Math Learning Progressions
Audience: Math teachers, math coaches, math interventionists, and special educators who work with students in grades K-5.
These workshop days with course options will demonstrate how the use of routines and clear mathematical language is central to student learning. Participants will practice developing tools and strategies to best reach all elementary students and will understand how patterns and techniques learned in Elementary Grades Math Lab can be used to support students as they work to meet learning outcomes.
Part 1: Understanding Strategies and Order for Additive and Multiplicative Reasoning, K-5
Part 2: Understanding Strategies and Order for Fractional Reasoning, K-5 (Part 2 requires participants to be skilled in teaching multiplicative reasoning, including: prime and composite numbers, multiplication, and divisibility rules.)
In each of these sessions, workshop participants will:
Describe why conceptual and procedural understandings are important in the classroom.
Understand and integrate the mathematical progressions for K-5 math.
Identify student performance gaps for instructional intervention.
Develop a portfolio of mathematical questions to use for furthering student understanding and thinking.
Participants who take either part for course credit will use their learning to:
Research best practices, structures, and expectations that create a culture of learning and meet the needs of
every student in a math classroom. Write a synthesis paper showing these new understandings.
Design lessons or a unit to implement in their classrooms.

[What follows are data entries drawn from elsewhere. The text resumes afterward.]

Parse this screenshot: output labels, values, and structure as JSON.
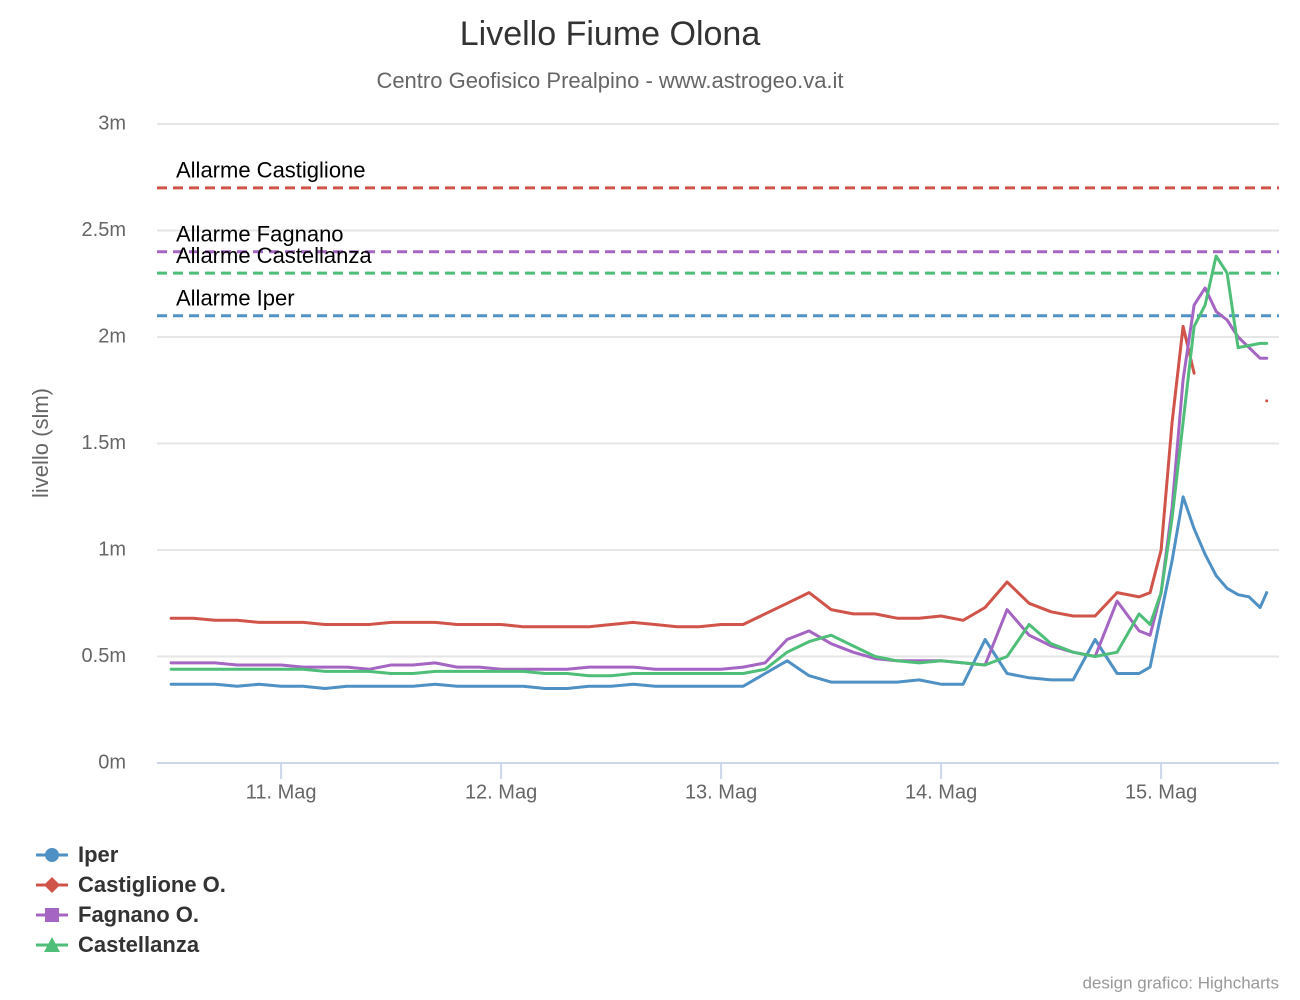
{
  "chart_data": {
    "type": "line",
    "title": "Livello Fiume Olona",
    "subtitle": "Centro Geofisico Prealpino - www.astrogeo.va.it",
    "y_axis_title": "livello (slm)",
    "credits": "design grafico: Highcharts",
    "xlim": [
      10.436,
      15.536
    ],
    "xticks": [
      {
        "value": 11,
        "label": "11. Mag"
      },
      {
        "value": 12,
        "label": "12. Mag"
      },
      {
        "value": 13,
        "label": "13. Mag"
      },
      {
        "value": 14,
        "label": "14. Mag"
      },
      {
        "value": 15,
        "label": "15. Mag"
      }
    ],
    "ylim": [
      0,
      3
    ],
    "yticks": [
      {
        "value": 0,
        "label": "0m"
      },
      {
        "value": 0.5,
        "label": "0.5m"
      },
      {
        "value": 1,
        "label": "1m"
      },
      {
        "value": 1.5,
        "label": "1.5m"
      },
      {
        "value": 2,
        "label": "2m"
      },
      {
        "value": 2.5,
        "label": "2.5m"
      },
      {
        "value": 3,
        "label": "3m"
      }
    ],
    "grid": true,
    "legend": "bottom-left",
    "plot_lines": [
      {
        "label": "Allarme Castiglione",
        "value": 2.7,
        "color": "#d0544a"
      },
      {
        "label": "Allarme Fagnano",
        "value": 2.4,
        "color": "#a466c2"
      },
      {
        "label": "Allarme Castellanza",
        "value": 2.3,
        "color": "#4fbe79"
      },
      {
        "label": "Allarme Iper",
        "value": 2.1,
        "color": "#4f91c4"
      }
    ],
    "x": [
      10.5,
      10.6,
      10.7,
      10.8,
      10.9,
      11.0,
      11.1,
      11.2,
      11.3,
      11.4,
      11.5,
      11.6,
      11.7,
      11.8,
      11.9,
      12.0,
      12.1,
      12.2,
      12.3,
      12.4,
      12.5,
      12.6,
      12.7,
      12.8,
      12.9,
      13.0,
      13.1,
      13.2,
      13.3,
      13.4,
      13.5,
      13.6,
      13.7,
      13.8,
      13.9,
      14.0,
      14.1,
      14.2,
      14.3,
      14.4,
      14.5,
      14.6,
      14.7,
      14.8,
      14.9,
      14.95,
      15.0,
      15.05,
      15.1,
      15.15,
      15.2,
      15.25,
      15.3,
      15.35,
      15.4,
      15.45,
      15.48
    ],
    "series": [
      {
        "name": "Iper",
        "color": "#4f91c4",
        "marker": "circle",
        "values": [
          0.37,
          0.37,
          0.37,
          0.36,
          0.37,
          0.36,
          0.36,
          0.35,
          0.36,
          0.36,
          0.36,
          0.36,
          0.37,
          0.36,
          0.36,
          0.36,
          0.36,
          0.35,
          0.35,
          0.36,
          0.36,
          0.37,
          0.36,
          0.36,
          0.36,
          0.36,
          0.36,
          0.42,
          0.48,
          0.41,
          0.38,
          0.38,
          0.38,
          0.38,
          0.39,
          0.37,
          0.37,
          0.58,
          0.42,
          0.4,
          0.39,
          0.39,
          0.58,
          0.42,
          0.42,
          0.45,
          0.7,
          0.95,
          1.25,
          1.1,
          0.98,
          0.88,
          0.82,
          0.79,
          0.78,
          0.73,
          0.8
        ]
      },
      {
        "name": "Castiglione O.",
        "color": "#d0544a",
        "marker": "diamond",
        "values": [
          0.68,
          0.68,
          0.67,
          0.67,
          0.66,
          0.66,
          0.66,
          0.65,
          0.65,
          0.65,
          0.66,
          0.66,
          0.66,
          0.65,
          0.65,
          0.65,
          0.64,
          0.64,
          0.64,
          0.64,
          0.65,
          0.66,
          0.65,
          0.64,
          0.64,
          0.65,
          0.65,
          0.7,
          0.75,
          0.8,
          0.72,
          0.7,
          0.7,
          0.68,
          0.68,
          0.69,
          0.67,
          0.73,
          0.85,
          0.75,
          0.71,
          0.69,
          0.69,
          0.8,
          0.78,
          0.8,
          1.0,
          1.6,
          2.05,
          1.83,
          null,
          null,
          null,
          null,
          null,
          null,
          1.7
        ]
      },
      {
        "name": "Fagnano O.",
        "color": "#a466c2",
        "marker": "square",
        "values": [
          0.47,
          0.47,
          0.47,
          0.46,
          0.46,
          0.46,
          0.45,
          0.45,
          0.45,
          0.44,
          0.46,
          0.46,
          0.47,
          0.45,
          0.45,
          0.44,
          0.44,
          0.44,
          0.44,
          0.45,
          0.45,
          0.45,
          0.44,
          0.44,
          0.44,
          0.44,
          0.45,
          0.47,
          0.58,
          0.62,
          0.56,
          0.52,
          0.49,
          0.48,
          0.48,
          0.48,
          0.47,
          0.46,
          0.72,
          0.6,
          0.55,
          0.52,
          0.5,
          0.76,
          0.62,
          0.6,
          0.8,
          1.2,
          1.8,
          2.15,
          2.23,
          2.12,
          2.08,
          2.0,
          1.95,
          1.9,
          1.9
        ]
      },
      {
        "name": "Castellanza",
        "color": "#4fbe79",
        "marker": "triangle",
        "values": [
          0.44,
          0.44,
          0.44,
          0.44,
          0.44,
          0.44,
          0.44,
          0.43,
          0.43,
          0.43,
          0.42,
          0.42,
          0.43,
          0.43,
          0.43,
          0.43,
          0.43,
          0.42,
          0.42,
          0.41,
          0.41,
          0.42,
          0.42,
          0.42,
          0.42,
          0.42,
          0.42,
          0.44,
          0.52,
          0.57,
          0.6,
          0.55,
          0.5,
          0.48,
          0.47,
          0.48,
          0.47,
          0.46,
          0.5,
          0.65,
          0.56,
          0.52,
          0.5,
          0.52,
          0.7,
          0.65,
          0.8,
          1.15,
          1.6,
          2.05,
          2.15,
          2.38,
          2.3,
          1.95,
          1.96,
          1.97,
          1.97
        ]
      }
    ]
  }
}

Observe and provide helpful feedback to a colleague’s math lesson, furthering their own learning and
practice.
Share their successes and challenges.
Kathy Gingras, M.Ed. is an elementary math teacher for grades 3-5 at Williamstown Elementary School. Angela LaCroix, M.Ed. is an elementary math teacher for grades kindergarten - 3, and a math interventionist for grades kindergarten - 7, at Washington Village School.